Eugene N. Myers, MD International Lecture on Head and Neck Cancer
10:00 am, Today
New Orleans Theater B

Hisham Mehanna, PhD, FRCS

The Eugene N. Myers, MD International Lecture on Head and Cancer will be presented by Hisham Mehanna, PhD, FRCS, the Chair of Head and Neck Surgery and the Director of the Institute of Head and Neck Studies and Education at the School of Cancer Sciences at the University of Birmingham.

Dr. Mehanna is the current President of the British Association of Head Neck Oncologists (BAHNO) and the Past Chair of the U.K.’s National Cancer Research Institute’s head and neck group, which is responsible for all cancer research in the U.K. He is also Secretary of the Head and Neck International Group, which is a collaboration of 20 national clinical trial groups.

Dr.
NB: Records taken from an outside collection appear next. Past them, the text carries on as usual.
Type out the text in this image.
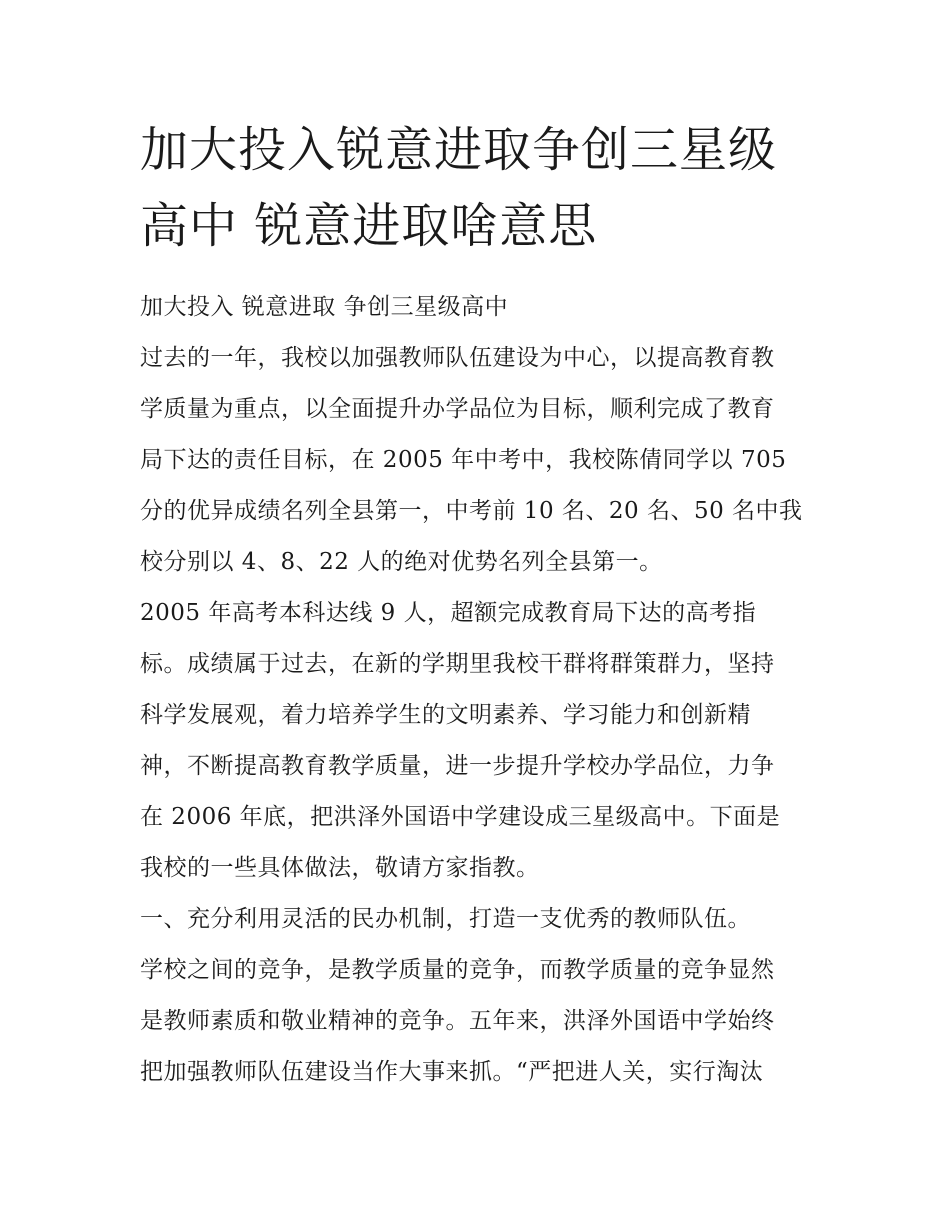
加大投入锐意进取争创三星级
高中 锐意进取啥意思

加大投入 锐意进取 争创三星级高中

过去的一年，我校以加强教师队伍建设为中心，以提高教育教
学质量为重点，以全面提升办学品位为目标，顺利完成了教育
局下达的责任目标，在 2005 年中考中，我校陈倩同学以 705
分的优异成绩名列全县第一，中考前 10 名、20 名、50 名中我
校分别以 4、8、22 人的绝对优势名列全县第一。

2005 年高考本科达线 9 人，超额完成教育局下达的高考指
标。成绩属于过去，在新的学期里我校干群将群策群力，坚持
科学发展观，着力培养学生的文明素养、学习能力和创新精
神，不断提高教育教学质量，进一步提升学校办学品位，力争
在 2006 年底，把洪泽外国语中学建设成三星级高中。下面是
我校的一些具体做法，敬请方家指教。

一、充分利用灵活的民办机制，打造一支优秀的教师队伍。

学校之间的竞争，是教学质量的竞争，而教学质量的竞争显然
是教师素质和敬业精神的竞争。五年来，洪泽外国语中学始终
把加强教师队伍建设当作大事来抓。“严把进人关，实行淘汰
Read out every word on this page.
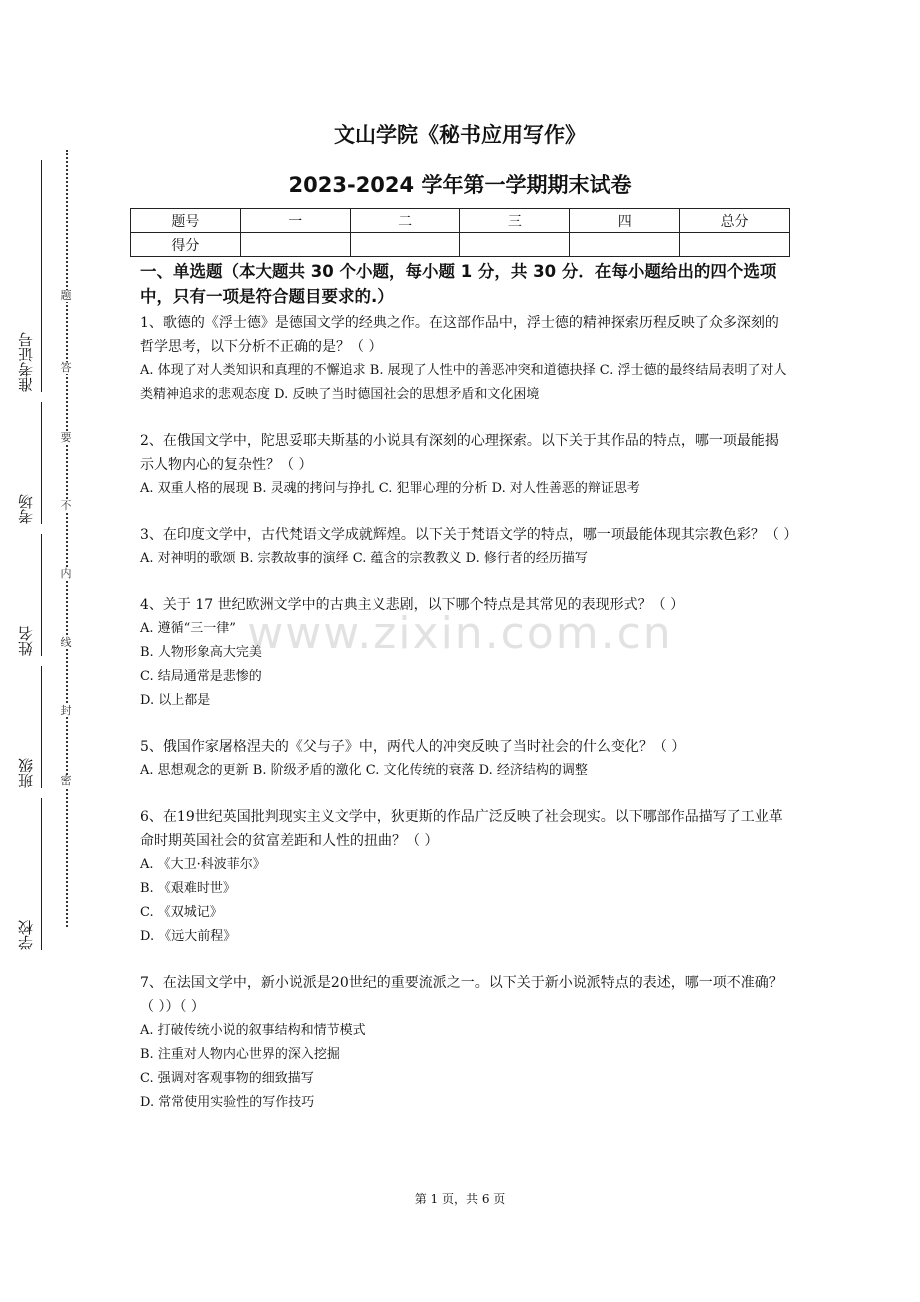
准考证号
考场
姓名
班级
学校
题
答
要
不
内
线
封
密
文山学院《秘书应用写作》
2023-2024 学年第一学期期末试卷
题号	一	二	三	四	总分
得分					
一、单选题（本大题共 30 个小题，每小题 1 分，共 30 分．在每小题给出的四个选项中，只有一项是符合题目要求的.）
1、歌德的《浮士德》是德国文学的经典之作。在这部作品中，浮士德的精神探索历程反映了众多深刻的哲学思考，以下分析不正确的是？（ ）
A. 体现了对人类知识和真理的不懈追求 B. 展现了人性中的善恶冲突和道德抉择 C. 浮士德的最终结局表明了对人类精神追求的悲观态度 D. 反映了当时德国社会的思想矛盾和文化困境
2、在俄国文学中，陀思妥耶夫斯基的小说具有深刻的心理探索。以下关于其作品的特点，哪一项最能揭示人物内心的复杂性？（ ）
A. 双重人格的展现 B. 灵魂的拷问与挣扎 C. 犯罪心理的分析 D. 对人性善恶的辩证思考
3、在印度文学中，古代梵语文学成就辉煌。以下关于梵语文学的特点，哪一项最能体现其宗教色彩？（ ）
A. 对神明的歌颂 B. 宗教故事的演绎 C. 蕴含的宗教教义 D. 修行者的经历描写
4、关于 17 世纪欧洲文学中的古典主义悲剧，以下哪个特点是其常见的表现形式？（ ）
A. 遵循“三一律”
B. 人物形象高大完美
C. 结局通常是悲惨的
D. 以上都是
5、俄国作家屠格涅夫的《父与子》中，两代人的冲突反映了当时社会的什么变化？（ ）
A. 思想观念的更新 B. 阶级矛盾的激化 C. 文化传统的衰落 D. 经济结构的调整
6、在19世纪英国批判现实主义文学中，狄更斯的作品广泛反映了社会现实。以下哪部作品描写了工业革命时期英国社会的贫富差距和人性的扭曲？（ ）
A. 《大卫·科波菲尔》
B. 《艰难时世》
C. 《双城记》
D. 《远大前程》
7、在法国文学中，新小说派是20世纪的重要流派之一。以下关于新小说派特点的表述，哪一项不准确？（ ））（ ）
A. 打破传统小说的叙事结构和情节模式
B. 注重对人物内心世界的深入挖掘
C. 强调对客观事物的细致描写
D. 常常使用实验性的写作技巧
www.zixin.com.cn
第 1 页，共 6 页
Mehanna plans to discuss four different head and neck cancer trials in his lecture:

  • The Neck Dissection trial by the Tata Memorial Centre
  • The PET NECK study
  • The De-ESCALaTE study by inHANSE
  • The CheckMate 141 study by the University of Pittsburgh Medical Center

“The Tata study answered the controversy regarding the role of elective neck dissection in early stage oral cancer, confirming its necessity,” said Dr. Mehanna, “The PET NECK study answered the question of the role of PET CT-guided surveillance for nodal disease following chemoradiotherapy, demonstrating that it is effective and cost-effective. The DeESCALaTE study, along with the RTOG 1016 study, demonstrated that Cetuximab with radiotherapy is not as good as the current standard of care, Cisplatin, and radiotherapy, for low-risk HPV-positive oropharyngeal cancer patients. Finally, the Checkmate 141 study demonstrated the superiority of Nivolumab compared to standard care for patients undergoing second-line treatment for recurrent head and neck cancer.”

Each trial, he said, has affected modern clinical practice.

“We have learned lessons regarding trial design and the fact that small preliminary data is often wrong,” he said. “Therefore, management should not be changed on the basis of that kind of data.”

Dr. Mehanna said he plans to show data on the benefit of clinical trial participation as an indicator—and possibly even a determinant—of benefits and outcomes for all patients rather than just those who are undergoing treatment within the scope of a trial.